Je continue de lire le beau livre de Romain Gary " Les racines du ciel". C'est Morel qui parle: " J'ai contracté, en captivité, une dette envers les éléphants. Au cachot, un camarade avait eu cette idée alors qu'il sentait que les murs allaient l'étouffer. Il s'était mis à penser aux troupeaux d'éléphants en liberté et chaque matin, les Allemands le trouvaient en pleine forme, en train de rigoler: il était devenu increvable. Quand il est sorti de cellule, il nous a passé le filon et chaque fois qu'on n'en pouvait plus, dans notre cage, on se mettait à penser à ces géants fonçant irrésistiblement à travers les grands espaces ouverts de l'Afrique. Cela demandait un formidable effort d'imagination, mais c'était un effort qui nous maintenait vivants. Laissés seuls, à moitié crevés, on serrait les dents, on souriait et, les yeux fermés, on continuait à regarder nos éléphants qui balayaient tout sur leur passage, que rien ne pouvait retenir ou arrêter; on entendait presque la terre trembler sous les pas de cette liberté prodigieuse et le vent du large venait emplir nos poumons. Les autorités du camp avaient fini par s'inquiéter, le moral de notre block était particulièrement élevé, et on mourait moins. Ils nous ont serré la vis.

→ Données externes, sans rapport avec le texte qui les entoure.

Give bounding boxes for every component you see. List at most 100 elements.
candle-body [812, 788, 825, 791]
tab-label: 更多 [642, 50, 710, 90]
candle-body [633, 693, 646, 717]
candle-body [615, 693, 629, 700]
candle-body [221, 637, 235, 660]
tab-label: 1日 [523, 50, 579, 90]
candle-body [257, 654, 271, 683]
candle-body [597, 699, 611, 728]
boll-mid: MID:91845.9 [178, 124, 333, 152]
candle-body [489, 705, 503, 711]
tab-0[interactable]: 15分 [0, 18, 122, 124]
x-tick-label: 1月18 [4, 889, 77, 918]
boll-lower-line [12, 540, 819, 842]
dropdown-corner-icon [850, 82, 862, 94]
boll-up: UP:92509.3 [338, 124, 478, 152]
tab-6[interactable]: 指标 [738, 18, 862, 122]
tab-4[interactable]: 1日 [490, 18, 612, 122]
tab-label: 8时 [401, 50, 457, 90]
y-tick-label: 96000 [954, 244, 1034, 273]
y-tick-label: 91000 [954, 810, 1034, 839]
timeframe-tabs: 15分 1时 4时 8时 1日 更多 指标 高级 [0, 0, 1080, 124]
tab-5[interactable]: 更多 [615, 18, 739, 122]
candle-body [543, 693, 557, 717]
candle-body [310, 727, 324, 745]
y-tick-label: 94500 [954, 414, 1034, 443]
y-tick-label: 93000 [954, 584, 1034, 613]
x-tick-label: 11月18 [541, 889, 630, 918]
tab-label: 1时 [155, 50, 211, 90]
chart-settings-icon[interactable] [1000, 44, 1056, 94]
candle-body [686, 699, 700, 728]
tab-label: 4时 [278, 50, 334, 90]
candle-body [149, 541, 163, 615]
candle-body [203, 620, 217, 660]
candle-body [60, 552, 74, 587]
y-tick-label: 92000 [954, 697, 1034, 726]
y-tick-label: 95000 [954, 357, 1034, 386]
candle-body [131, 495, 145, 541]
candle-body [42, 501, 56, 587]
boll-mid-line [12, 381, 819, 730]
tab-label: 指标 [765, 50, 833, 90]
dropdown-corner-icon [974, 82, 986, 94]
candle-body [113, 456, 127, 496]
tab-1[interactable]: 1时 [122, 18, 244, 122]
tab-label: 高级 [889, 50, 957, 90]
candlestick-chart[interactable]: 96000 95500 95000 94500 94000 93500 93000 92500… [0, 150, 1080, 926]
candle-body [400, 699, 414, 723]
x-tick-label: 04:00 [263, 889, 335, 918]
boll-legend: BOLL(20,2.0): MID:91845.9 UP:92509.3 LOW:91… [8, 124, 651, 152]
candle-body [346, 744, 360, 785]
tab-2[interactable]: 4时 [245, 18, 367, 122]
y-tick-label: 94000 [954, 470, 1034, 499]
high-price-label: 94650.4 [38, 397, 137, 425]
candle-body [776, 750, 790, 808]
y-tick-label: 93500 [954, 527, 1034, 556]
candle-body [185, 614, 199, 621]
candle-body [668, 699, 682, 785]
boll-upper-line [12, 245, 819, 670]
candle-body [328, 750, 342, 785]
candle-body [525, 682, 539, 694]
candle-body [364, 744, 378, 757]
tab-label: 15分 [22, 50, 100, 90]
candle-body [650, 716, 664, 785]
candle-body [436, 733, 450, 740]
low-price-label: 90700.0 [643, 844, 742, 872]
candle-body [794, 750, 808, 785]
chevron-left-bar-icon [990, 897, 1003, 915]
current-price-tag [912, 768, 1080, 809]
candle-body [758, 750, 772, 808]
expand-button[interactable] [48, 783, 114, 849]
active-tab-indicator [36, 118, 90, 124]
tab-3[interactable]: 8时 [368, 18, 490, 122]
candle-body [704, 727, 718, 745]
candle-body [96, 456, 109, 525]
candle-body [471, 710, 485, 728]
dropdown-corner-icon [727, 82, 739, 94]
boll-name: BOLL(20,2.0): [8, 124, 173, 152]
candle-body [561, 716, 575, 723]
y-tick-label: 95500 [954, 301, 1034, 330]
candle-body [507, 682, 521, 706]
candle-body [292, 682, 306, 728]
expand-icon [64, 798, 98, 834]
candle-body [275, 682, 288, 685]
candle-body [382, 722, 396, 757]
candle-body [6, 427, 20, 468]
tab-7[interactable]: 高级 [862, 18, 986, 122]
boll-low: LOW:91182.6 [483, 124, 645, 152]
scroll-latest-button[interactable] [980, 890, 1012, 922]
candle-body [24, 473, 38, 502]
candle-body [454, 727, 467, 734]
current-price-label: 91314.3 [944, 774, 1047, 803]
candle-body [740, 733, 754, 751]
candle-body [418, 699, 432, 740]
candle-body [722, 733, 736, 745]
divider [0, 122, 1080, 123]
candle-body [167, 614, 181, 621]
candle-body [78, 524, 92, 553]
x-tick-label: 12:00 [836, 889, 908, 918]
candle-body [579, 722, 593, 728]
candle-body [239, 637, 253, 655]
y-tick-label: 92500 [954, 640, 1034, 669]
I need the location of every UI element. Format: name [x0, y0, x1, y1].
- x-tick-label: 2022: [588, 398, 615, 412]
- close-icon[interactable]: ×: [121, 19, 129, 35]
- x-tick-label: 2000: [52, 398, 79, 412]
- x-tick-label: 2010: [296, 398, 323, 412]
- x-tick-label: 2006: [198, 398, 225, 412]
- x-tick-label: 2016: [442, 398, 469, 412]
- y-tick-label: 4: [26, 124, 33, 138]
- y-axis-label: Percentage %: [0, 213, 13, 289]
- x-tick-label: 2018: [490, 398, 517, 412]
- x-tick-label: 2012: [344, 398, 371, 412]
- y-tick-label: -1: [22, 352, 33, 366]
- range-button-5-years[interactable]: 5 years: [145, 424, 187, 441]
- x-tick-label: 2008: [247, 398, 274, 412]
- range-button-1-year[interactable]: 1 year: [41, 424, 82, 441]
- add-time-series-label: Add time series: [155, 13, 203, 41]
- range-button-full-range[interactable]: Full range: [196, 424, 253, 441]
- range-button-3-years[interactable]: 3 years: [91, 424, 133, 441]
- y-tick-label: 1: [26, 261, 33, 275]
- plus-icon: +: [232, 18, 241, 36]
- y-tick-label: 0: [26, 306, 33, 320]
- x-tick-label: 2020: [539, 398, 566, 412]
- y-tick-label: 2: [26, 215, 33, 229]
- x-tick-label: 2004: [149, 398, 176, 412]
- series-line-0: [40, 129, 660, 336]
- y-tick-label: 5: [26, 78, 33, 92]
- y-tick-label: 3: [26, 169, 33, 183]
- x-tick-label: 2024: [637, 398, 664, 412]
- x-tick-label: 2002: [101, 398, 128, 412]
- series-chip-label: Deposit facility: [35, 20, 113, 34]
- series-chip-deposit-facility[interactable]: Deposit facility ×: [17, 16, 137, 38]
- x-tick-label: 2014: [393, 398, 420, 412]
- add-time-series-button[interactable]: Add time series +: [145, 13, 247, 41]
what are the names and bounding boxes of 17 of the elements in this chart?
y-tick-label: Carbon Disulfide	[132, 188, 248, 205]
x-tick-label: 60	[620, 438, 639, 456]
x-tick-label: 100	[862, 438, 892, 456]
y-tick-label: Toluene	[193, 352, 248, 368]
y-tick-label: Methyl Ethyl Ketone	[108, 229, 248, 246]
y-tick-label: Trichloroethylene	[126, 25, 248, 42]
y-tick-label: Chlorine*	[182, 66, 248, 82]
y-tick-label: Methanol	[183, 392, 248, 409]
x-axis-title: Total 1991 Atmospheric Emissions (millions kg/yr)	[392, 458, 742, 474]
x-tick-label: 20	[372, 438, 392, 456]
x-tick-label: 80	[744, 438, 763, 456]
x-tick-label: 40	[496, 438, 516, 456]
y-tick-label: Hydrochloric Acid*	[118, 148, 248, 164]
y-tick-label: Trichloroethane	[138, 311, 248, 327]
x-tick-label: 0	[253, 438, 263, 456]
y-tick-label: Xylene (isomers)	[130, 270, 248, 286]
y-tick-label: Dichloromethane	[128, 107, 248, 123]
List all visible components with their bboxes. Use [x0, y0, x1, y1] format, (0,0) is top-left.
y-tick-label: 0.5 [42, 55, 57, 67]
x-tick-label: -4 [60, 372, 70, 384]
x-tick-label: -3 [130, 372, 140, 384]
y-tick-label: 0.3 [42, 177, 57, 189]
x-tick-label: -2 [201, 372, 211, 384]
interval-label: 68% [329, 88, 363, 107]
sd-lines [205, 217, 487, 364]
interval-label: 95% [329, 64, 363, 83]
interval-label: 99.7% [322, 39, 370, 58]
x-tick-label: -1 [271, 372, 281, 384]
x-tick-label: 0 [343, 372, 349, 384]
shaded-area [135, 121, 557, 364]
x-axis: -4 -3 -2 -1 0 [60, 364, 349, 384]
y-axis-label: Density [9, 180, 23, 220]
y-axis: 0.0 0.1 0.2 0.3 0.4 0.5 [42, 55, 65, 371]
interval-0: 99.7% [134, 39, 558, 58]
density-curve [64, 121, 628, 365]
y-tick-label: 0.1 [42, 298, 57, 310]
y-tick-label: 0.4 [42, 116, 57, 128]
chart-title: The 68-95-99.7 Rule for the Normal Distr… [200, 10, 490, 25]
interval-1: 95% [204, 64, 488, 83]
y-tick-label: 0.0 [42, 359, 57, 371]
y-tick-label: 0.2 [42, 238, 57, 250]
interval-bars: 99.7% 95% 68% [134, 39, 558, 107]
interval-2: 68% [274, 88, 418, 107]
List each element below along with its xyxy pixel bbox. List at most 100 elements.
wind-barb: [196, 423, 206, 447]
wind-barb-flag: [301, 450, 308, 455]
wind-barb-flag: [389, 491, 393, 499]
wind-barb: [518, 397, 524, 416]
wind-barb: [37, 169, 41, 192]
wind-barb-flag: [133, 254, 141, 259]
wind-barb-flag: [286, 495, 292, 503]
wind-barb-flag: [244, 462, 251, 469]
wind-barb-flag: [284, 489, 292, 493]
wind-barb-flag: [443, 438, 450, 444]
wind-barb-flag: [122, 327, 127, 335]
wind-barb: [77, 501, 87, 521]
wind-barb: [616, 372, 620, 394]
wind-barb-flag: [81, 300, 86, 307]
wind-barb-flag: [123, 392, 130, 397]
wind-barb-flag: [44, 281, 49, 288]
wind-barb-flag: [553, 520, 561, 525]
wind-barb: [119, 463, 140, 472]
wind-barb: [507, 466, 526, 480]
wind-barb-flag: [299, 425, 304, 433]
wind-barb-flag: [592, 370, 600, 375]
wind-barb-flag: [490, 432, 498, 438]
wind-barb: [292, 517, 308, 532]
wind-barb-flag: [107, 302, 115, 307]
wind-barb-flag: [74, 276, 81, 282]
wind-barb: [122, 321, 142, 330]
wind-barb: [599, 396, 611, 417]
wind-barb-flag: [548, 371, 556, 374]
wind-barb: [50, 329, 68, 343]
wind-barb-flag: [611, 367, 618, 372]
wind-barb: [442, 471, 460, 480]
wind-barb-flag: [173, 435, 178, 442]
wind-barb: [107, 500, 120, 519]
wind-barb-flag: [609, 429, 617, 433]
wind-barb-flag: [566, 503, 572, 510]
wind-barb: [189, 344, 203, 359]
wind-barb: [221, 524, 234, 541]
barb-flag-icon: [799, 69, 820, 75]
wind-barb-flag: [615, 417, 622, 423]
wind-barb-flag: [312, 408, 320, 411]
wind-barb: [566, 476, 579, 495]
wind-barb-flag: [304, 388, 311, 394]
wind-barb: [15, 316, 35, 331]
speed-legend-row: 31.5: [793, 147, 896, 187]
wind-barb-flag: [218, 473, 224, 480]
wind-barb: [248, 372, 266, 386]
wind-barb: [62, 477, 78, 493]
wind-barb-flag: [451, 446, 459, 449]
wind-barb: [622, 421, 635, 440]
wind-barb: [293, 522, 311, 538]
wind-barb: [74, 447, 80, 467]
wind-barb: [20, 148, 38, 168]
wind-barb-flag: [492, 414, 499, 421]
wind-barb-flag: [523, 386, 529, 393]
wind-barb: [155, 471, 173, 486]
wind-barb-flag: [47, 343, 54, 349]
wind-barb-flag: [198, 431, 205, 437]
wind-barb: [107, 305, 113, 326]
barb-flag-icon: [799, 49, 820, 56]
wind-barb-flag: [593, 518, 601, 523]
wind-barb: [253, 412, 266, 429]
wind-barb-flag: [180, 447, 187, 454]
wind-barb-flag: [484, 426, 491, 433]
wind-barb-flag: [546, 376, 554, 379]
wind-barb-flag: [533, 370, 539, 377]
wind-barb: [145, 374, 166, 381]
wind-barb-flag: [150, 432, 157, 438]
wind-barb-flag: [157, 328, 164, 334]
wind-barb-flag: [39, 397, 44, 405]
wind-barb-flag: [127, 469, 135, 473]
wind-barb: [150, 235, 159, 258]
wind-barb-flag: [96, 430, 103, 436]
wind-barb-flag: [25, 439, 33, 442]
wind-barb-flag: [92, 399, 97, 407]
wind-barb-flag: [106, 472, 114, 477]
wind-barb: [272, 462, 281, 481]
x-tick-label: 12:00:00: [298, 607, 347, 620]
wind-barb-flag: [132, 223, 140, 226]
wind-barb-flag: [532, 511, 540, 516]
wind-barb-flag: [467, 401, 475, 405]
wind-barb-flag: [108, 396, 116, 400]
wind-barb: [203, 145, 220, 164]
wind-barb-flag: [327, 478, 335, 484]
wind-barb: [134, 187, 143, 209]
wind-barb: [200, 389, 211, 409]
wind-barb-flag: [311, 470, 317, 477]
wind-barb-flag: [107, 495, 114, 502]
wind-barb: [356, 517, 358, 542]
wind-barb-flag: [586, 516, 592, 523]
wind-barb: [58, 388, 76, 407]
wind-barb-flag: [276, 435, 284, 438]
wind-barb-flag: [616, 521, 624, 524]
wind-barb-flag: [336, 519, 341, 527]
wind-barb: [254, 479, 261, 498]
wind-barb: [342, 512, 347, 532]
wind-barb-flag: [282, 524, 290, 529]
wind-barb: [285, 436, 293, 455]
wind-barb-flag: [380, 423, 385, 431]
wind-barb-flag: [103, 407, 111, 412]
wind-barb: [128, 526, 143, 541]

Mon voisin de lit, un Parisien, je le voyais, n'était plus capable de bouger. De temps en temps nos regards se croisaient: j'apercevais au fond de ses yeux une lueur de gaieté à peine perceptible et je savais que les éléphants étaient toujours là, qu'il les voyait à l'horizon. Un jour, un mouchard a vendu la mèche et l'idée qu'il y avait encore en nous quelque chose qu'ils ne pouvaient pas atteindre les mettait hors d'eux. Et ils se sont mis à fignoler leurs égards. Le Parisien ne s'en est pas remis. Un soir, j'ai du l'aider à atteindre son block, il m'a dit que c'était fini. On a fait tout ce qu'on a pu pour l'aider, nous l'entourions avec frénésie, brandissant un doigt vers un horizon imaginaire. Pourtant il a fait un effort, il a tourné vers moi sa sale gueule: "Il m'en reste encore un, murmura-t-il. Je l'ai bien planqué, bien au fond, mais j'pourrai plus m'en occuper. Il faisait un effort terrible pour parler. Prends-le avec les tiens... il s'appelle Rodolphe". Je tenais sa main dans la mienne et j'ai tout de suite su que Rodolphe, il était avec moi pour toujours. Depuis, je le trimbale partout avec moi."
Cette histoire m'enchante, elle parle avec simplicité de la puissance de la visualisation sur le corps et l'esprit. Je garde cette histoire en tête et je sais bien qu'un jour, je la raconterai d'une façon thérapeutique à certaines personnes malades qui viendront en homéopathie chercher des soins. Un maître guérisseur se cache entre les lignes de ce livre.